In the spring of 1994, Itamar Moses was a teen-age journalist working on the school newspaper at Berkeley High School. Now, at the ripe old age of 31, he’s a nationally recognized playwright who has produced five plays, including “Yellowjackets” which opens at Berkeley Repertory Theatre on Sept. 3.

 

The play, set around the halls of Berkeley High School, focuses on what happens when the school newspaper publishes a story about an on-campus fight, including the fact that the boys allegedly involved in the brawl are African American.

 

The fact that race is included at all angers students and teachers and there’s a  proposed boycott of the school newspaper, some reasoning with the teachers by the editor in chief (a character based loosely on Moses himself) and an examination of what happens when race and class collide.

The events in the play are based on some actual events that took place when Moses was in school,  he said.

On Monday, Moses, who lives in Park Slope, Brooklyn, a place he calls “the new Paris,’’ was back in his native Berkeley to talk about his two loves _ play-writing and journalism _ with a group of 25 aspiring writers and journalists from 14 schools across the Bay Area. Moses wants to encourage more young people to take an interest in theater and writing.

`It’s important to make (young people) aware that theater is and can be by, for and about young people,’’ he said Tuesday.

 

The half-day workshop also included a panel of journalists, including freelance theater critic Chad Jones, (http://www.theaterdogs.net/ )San Francisco education Chronicle reporter Nanette Asimov and yours truly speaking to teens about why journalism is important in the community, how it’s changing, what constituents editorializing, where journalists find their stories and other trade secrets we rarely divulge.

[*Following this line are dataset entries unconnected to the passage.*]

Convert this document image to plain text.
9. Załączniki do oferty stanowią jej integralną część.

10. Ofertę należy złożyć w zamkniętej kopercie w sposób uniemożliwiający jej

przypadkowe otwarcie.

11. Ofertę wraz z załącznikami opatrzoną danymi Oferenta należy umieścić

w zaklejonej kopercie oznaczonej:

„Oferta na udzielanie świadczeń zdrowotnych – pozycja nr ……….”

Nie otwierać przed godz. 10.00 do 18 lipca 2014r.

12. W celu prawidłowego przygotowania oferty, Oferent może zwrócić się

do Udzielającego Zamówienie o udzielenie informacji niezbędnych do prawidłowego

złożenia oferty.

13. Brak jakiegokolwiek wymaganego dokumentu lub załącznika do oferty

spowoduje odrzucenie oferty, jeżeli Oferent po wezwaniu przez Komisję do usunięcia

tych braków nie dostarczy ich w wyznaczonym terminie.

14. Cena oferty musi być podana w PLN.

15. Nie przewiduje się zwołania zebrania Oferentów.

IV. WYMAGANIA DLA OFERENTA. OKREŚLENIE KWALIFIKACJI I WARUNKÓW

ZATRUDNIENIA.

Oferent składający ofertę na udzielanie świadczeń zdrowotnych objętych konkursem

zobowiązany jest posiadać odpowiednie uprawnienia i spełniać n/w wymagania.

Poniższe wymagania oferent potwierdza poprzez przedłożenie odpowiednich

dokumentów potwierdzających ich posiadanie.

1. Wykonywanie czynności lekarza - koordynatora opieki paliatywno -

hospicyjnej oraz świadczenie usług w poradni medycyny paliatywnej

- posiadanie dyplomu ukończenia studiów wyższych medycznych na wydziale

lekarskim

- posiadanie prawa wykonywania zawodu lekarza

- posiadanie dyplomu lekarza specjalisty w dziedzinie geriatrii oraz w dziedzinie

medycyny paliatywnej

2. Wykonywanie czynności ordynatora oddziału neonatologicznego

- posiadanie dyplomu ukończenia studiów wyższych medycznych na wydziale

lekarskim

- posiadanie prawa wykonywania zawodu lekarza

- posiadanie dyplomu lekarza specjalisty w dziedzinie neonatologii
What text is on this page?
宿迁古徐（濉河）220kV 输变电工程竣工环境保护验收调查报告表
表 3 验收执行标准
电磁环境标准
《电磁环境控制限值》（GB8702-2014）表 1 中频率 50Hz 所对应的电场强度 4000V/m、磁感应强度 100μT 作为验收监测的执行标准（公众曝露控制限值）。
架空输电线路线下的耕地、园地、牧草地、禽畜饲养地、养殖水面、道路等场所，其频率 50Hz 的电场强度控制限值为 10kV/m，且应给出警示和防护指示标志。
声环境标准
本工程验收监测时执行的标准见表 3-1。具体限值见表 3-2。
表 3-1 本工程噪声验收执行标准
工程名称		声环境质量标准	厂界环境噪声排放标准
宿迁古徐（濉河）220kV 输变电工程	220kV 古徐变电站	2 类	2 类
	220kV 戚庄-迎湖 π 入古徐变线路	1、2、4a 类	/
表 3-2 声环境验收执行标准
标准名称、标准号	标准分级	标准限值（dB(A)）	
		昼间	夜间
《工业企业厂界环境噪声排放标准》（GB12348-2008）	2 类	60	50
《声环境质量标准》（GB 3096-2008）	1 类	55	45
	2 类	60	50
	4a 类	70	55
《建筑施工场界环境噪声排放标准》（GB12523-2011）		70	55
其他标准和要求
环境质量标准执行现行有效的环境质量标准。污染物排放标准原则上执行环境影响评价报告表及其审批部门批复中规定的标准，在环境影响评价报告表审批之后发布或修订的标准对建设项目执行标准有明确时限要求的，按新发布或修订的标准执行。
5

In a time when nearly 6,000 newspaper journalists nationwide have lost their jobs in recent months, it was inspiring for me _ a 15-year veteran of newspapering _ to see 16 and 17 year olds pondering a career in the print and Web media.

 

The workshop was the brainchild of Genevieve Michel, a 19-year-old Albany High School graduate who is headed into her second year at New York  University. She’s studying arts management and politics, a major she created herself.

Before she left for college she did an internship at Berkeley Rep and when she returned for a summer job, she was charged with finding some programs to link to the play “Yellowjackets.”

 

“ We wanted to get a chance to bring kids to the school of theater who wouldn’t normally come,’’ she said. “Because the play is about high school journalism, it seemed like a good chance to bring (professional) journalists and students together to talk about ways journalism can be used as a tool to change the community,’’ she said.

Michel said the teen journalists said they learned a thing or two, and at the end of the day they decided to form a network to stay in touch and share ideas during the upcoming school year. Who knows, maybe one of them will break a story that will someday become a play.